Was wäre, wenn ich sterben würde?

Was wäre, wenn ich krank werden würde?

„Könnten Sie denn heute noch?“, fragt die Stimme, zu der ich mir kein Bild machen kann.

Heute noch?

Nein, das kann ich nicht! Ich habe immer noch nichts gegessen und auch keine Kraft mehr. Nicht heute noch!

„Ich müsste mir die Sache erst einmal ansehen!“, sage ich schüchtern. Vielleicht wird sie jetzt absagen. Ich bekomme wieder Angst. Ich brauche doch jeden Auftrag. Vielleich kann man das Kartenhaus noch stützen.

„Selbstverständlich! Das heißt, Sie haben auf jeden Fall Kapazität frei!“, sagt sie mit einem freudigen Unterton.

Natürlich habe ich das! Mehr als genug! Doch das drückt den Preis. Wenn Auftraggeber merken, dass man alles um fast jeden Preis ausführt, hat man verloren.

„Ja, gut, also ich müsste da einiges noch abklären, aber irgendwie lässt sich das schon noch dazwischen schieben“, lüge ich und meine Stimme wirkt plötzlich kraftvoller.

„Schön! Meinen Sie, Sie könnten sich noch heute mit Frau von Löwenstein treffen?“

„Mit wem?“ Ich wirke wieder unprofessionell.

„Ihr Auftraggeber, oder besser die Auftraggeberin. Frau von Löwenstein benötigt eine zuverlässige Firma für Forstarbeiten. Und da wurden Sie uns empfohlen.“

Empfohlen! Mein Körper fühlt sich an, als schwebe er. Jemand hat mich empfohlen. Also ein Lob kommt nun doch sehr selten vor. Aber es tut gut!

Meiner Seele und meinen Nerven.

Vielleicht bin ich doch kein Versager.

Vielleicht geht es weiter!

„Und?“, sagt die sanfte Stimme der netten Frau. Ist sie nett? Ich weiß es nicht, da ich sie ja nicht kenne. Doch im Moment, da ich von ihr einen Auftrag vermittelt bekomme, ist sie nett.

Sehr sogar!

Ich habe immer noch nicht geantwortet.

„Ja, das ginge!“ sage, ich, ohne zu wissen, wo ich hinmuss.

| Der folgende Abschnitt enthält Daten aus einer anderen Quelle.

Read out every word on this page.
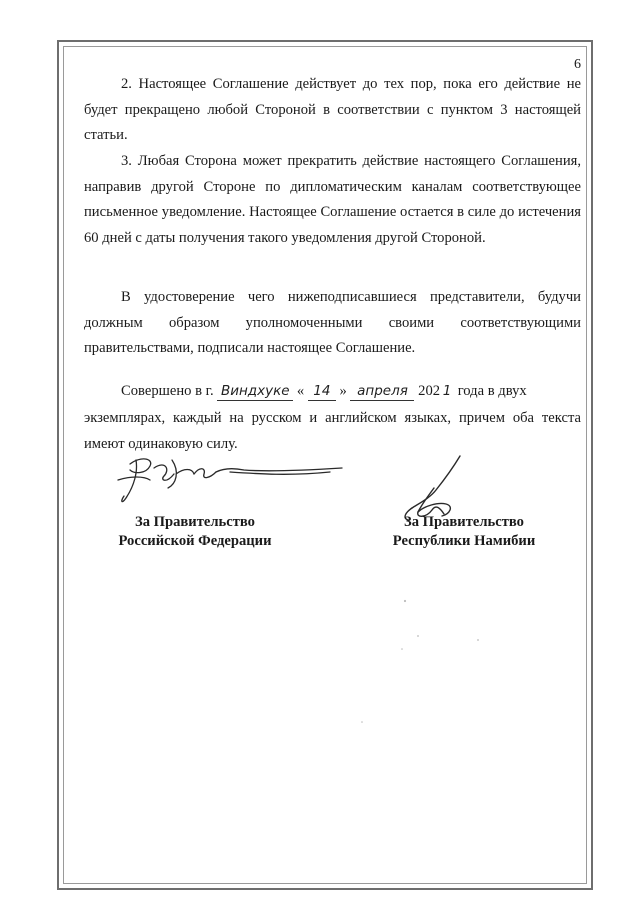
6

2. Настоящее Соглашение действует до тех пор, пока его действие не будет прекращено любой Стороной в соответствии с пунктом 3 настоящей статьи.

3. Любая Сторона может прекратить действие настоящего Соглашения, направив другой Стороне по дипломатическим каналам соответствующее письменное уведомление. Настоящее Соглашение остается в силе до истечения 60 дней с даты получения такого уведомления другой Стороной.

В удостоверение чего нижеподписавшиеся представители, будучи должным образом уполномоченными своими соответствующими правительствами, подписали настоящее Соглашение.

Совершено в г. Виндхуке « 14 » апреля 202 1 года в двух

экземплярах, каждый на русском и английском языках, причем оба текста имеют одинаковую силу.

За Правительство
Российской Федерации
За Правительство
Республики Намибии
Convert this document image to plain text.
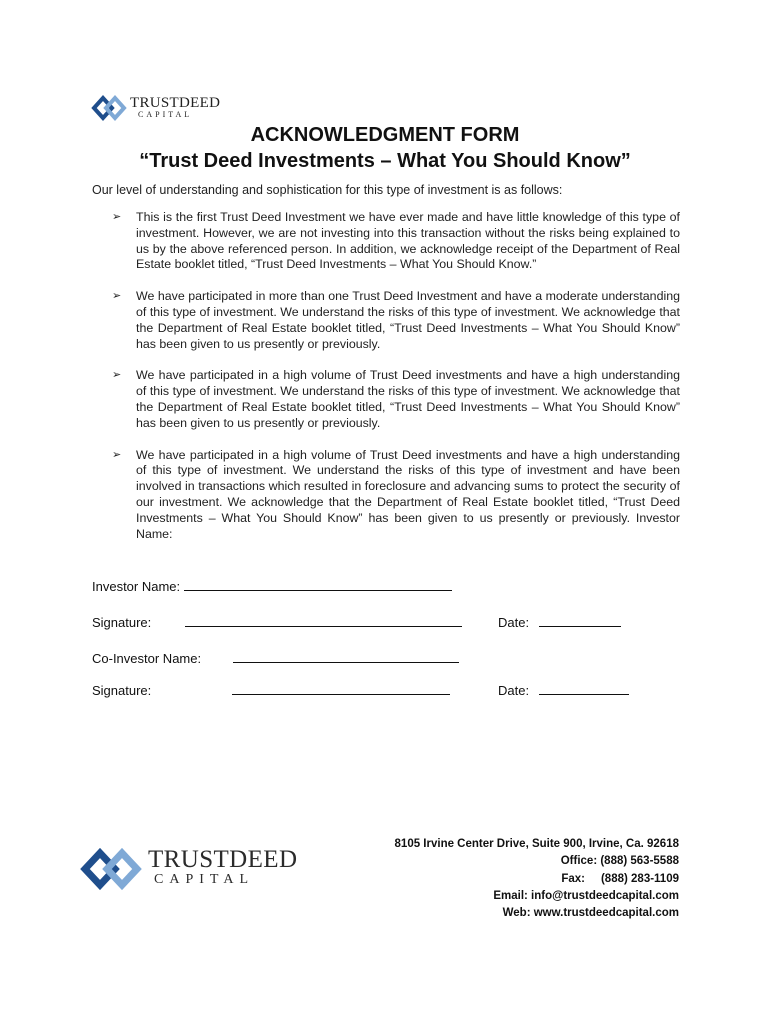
TRUSTDEED
CAPITAL
ACKNOWLEDGMENT FORM
“Trust Deed Investments – What You Should Know”
Our level of understanding and sophistication for this type of investment is as follows:
➢ This is the first Trust Deed Investment we have ever made and have little knowledge of this type of investment. However, we are not investing into this transaction without the risks being explained to us by the above referenced person. In addition, we acknowledge receipt of the Department of Real Estate booklet titled, “Trust Deed Investments – What You Should Know.”
➢ We have participated in more than one Trust Deed Investment and have a moderate understanding of this type of investment. We understand the risks of this type of investment. We acknowledge that the Department of Real Estate booklet titled, “Trust Deed Investments – What You Should Know” has been given to us presently or previously.
➢ We have participated in a high volume of Trust Deed investments and have a high understanding of this type of investment. We understand the risks of this type of investment. We acknowledge that the Department of Real Estate booklet titled, “Trust Deed Investments – What You Should Know” has been given to us presently or previously.
➢ We have participated in a high volume of Trust Deed investments and have a high understanding of this type of investment. We understand the risks of this type of investment and have been involved in transactions which resulted in foreclosure and advancing sums to protect the security of our investment. We acknowledge that the Department of Real Estate booklet titled, “Trust Deed Investments – What You Should Know” has been given to us presently or previously. Investor Name:
Investor Name:
Signature:	Date:
Co-Investor Name:
Signature:	Date:
TRUSTDEED
CAPITAL
8105 Irvine Center Drive, Suite 900, Irvine, Ca. 92618
Office: (888) 563-5588
Fax:     (888) 283-1109
Email: info@trustdeedcapital.com
Web: www.trustdeedcapital.com
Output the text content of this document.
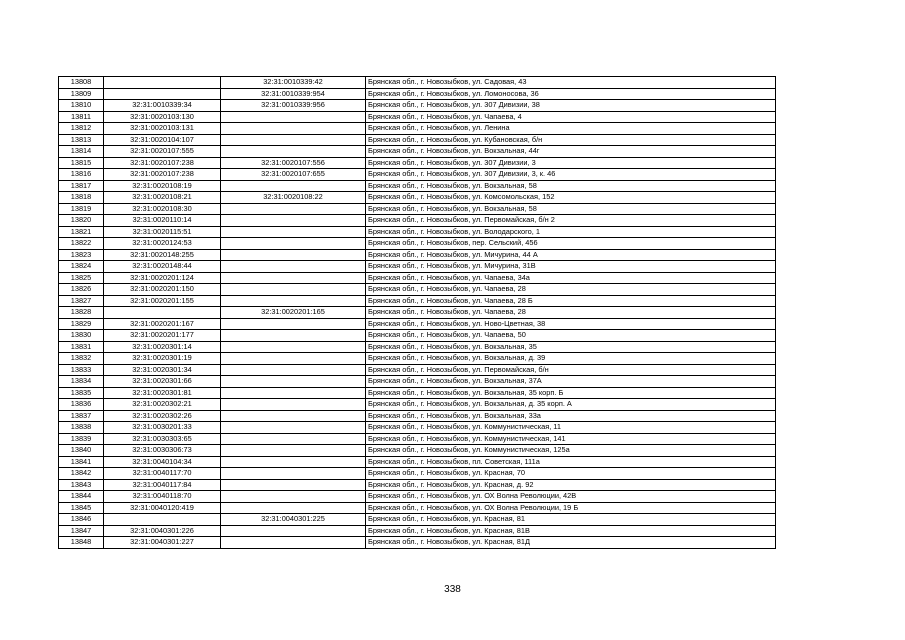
13808		32:31:0010339:42	Брянская обл., г. Новозыбков, ул. Садовая, 43
13809		32:31:0010339:954	Брянская обл., г. Новозыбков, ул. Ломоносова, 36
13810	32:31:0010339:34	32:31:0010339:956	Брянская обл., г. Новозыбков, ул. 307 Дивизии, 38
13811	32:31:0020103:130		Брянская обл., г. Новозыбков, ул. Чапаева, 4
13812	32:31:0020103:131		Брянская обл., г. Новозыбков, ул. Ленина
13813	32:31:0020104:107		Брянская обл., г. Новозыбков, ул. Кубановская, б/н
13814	32:31:0020107:555		Брянская обл., г. Новозыбков, ул. Вокзальная, 44г
13815	32:31:0020107:238	32:31:0020107:556	Брянская обл., г. Новозыбков, ул. 307 Дивизии, 3
13816	32:31:0020107:238	32:31:0020107:655	Брянская обл., г. Новозыбков, ул. 307 Дивизии, 3, к. 46
13817	32:31:0020108:19		Брянская обл., г. Новозыбков, ул. Вокзальная, 58
13818	32:31:0020108:21	32:31:0020108:22	Брянская обл., г. Новозыбков, ул. Комсомольская, 152
13819	32:31:0020108:30		Брянская обл., г. Новозыбков, ул. Вокзальная, 58
13820	32:31:0020110:14		Брянская обл., г. Новозыбков, ул. Первомайская, б/н 2
13821	32:31:0020115:51		Брянская обл., г. Новозыбков, ул. Володарского, 1
13822	32:31:0020124:53		Брянская обл., г. Новозыбков, пер. Сельский, 456
13823	32:31:0020148:255		Брянская обл., г. Новозыбков, ул. Мичурина, 44 А
13824	32:31:0020148:44		Брянская обл., г. Новозыбков, ул. Мичурина, 31В
13825	32:31:0020201:124		Брянская обл., г. Новозыбков, ул. Чапаева, 34а
13826	32:31:0020201:150		Брянская обл., г. Новозыбков, ул. Чапаева, 28
13827	32:31:0020201:155		Брянская обл., г. Новозыбков, ул. Чапаева, 28 Б
13828		32:31:0020201:165	Брянская обл., г. Новозыбков, ул. Чапаева, 28
13829	32:31:0020201:167		Брянская обл., г. Новозыбков, ул. Ново-Цветная, 38
13830	32:31:0020201:177		Брянская обл., г. Новозыбков, ул. Чапаева, 50
13831	32:31:0020301:14		Брянская обл., г. Новозыбков, ул. Вокзальная, 35
13832	32:31:0020301:19		Брянская обл., г. Новозыбков, ул. Вокзальная, д. 39
13833	32:31:0020301:34		Брянская обл., г. Новозыбков, ул. Первомайская, б/н
13834	32:31:0020301:66		Брянская обл., г. Новозыбков, ул. Вокзальная, 37А
13835	32:31:0020301:81		Брянская обл., г. Новозыбков, ул. Вокзальная, 35 корп. Б
13836	32:31:0020302:21		Брянская обл., г. Новозыбков, ул. Вокзальная, д. 35 корп. А
13837	32:31:0020302:26		Брянская обл., г. Новозыбков, ул. Вокзальная, 33а
13838	32:31:0030201:33		Брянская обл., г. Новозыбков, ул. Коммунистическая, 11
13839	32:31:0030303:65		Брянская обл., г. Новозыбков, ул. Коммунистическая, 141
13840	32:31:0030306:73		Брянская обл., г. Новозыбков, ул. Коммунистическая, 125а
13841	32:31:0040104:34		Брянская обл., г. Новозыбков, пл. Советская, 111а
13842	32:31:0040117:70		Брянская обл., г. Новозыбков, ул. Красная, 70
13843	32:31:0040117:84		Брянская обл., г. Новозыбков, ул. Красная, д. 92
13844	32:31:0040118:70		Брянская обл., г. Новозыбков, ул. ОХ Волна Революции, 42В
13845	32:31:0040120:419		Брянская обл., г. Новозыбков, ул. ОХ Волна Революции, 19 Б
13846		32:31:0040301:225	Брянская обл., г. Новозыбков, ул. Красная, 81
13847	32:31:0040301:226		Брянская обл., г. Новозыбков, ул. Красная, 81В
13848	32:31:0040301:227		Брянская обл., г. Новозыбков, ул. Красная, 81Д
338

„Fein! Sagen wir, so um 16.00 Uhr?“

„16.00 Uhr ist perfekt!“

„Also dann 16.00 Uhr! Ich gebe Frau von Löwenstein Bescheid. Sie erwartet sie dann.“

„Oh, ähm, ja, wo muss ich denn hinkommen?“, sage ich gerade noch rechtzeitig, bevor die nette Frau mit der sanften Stimme auflegt.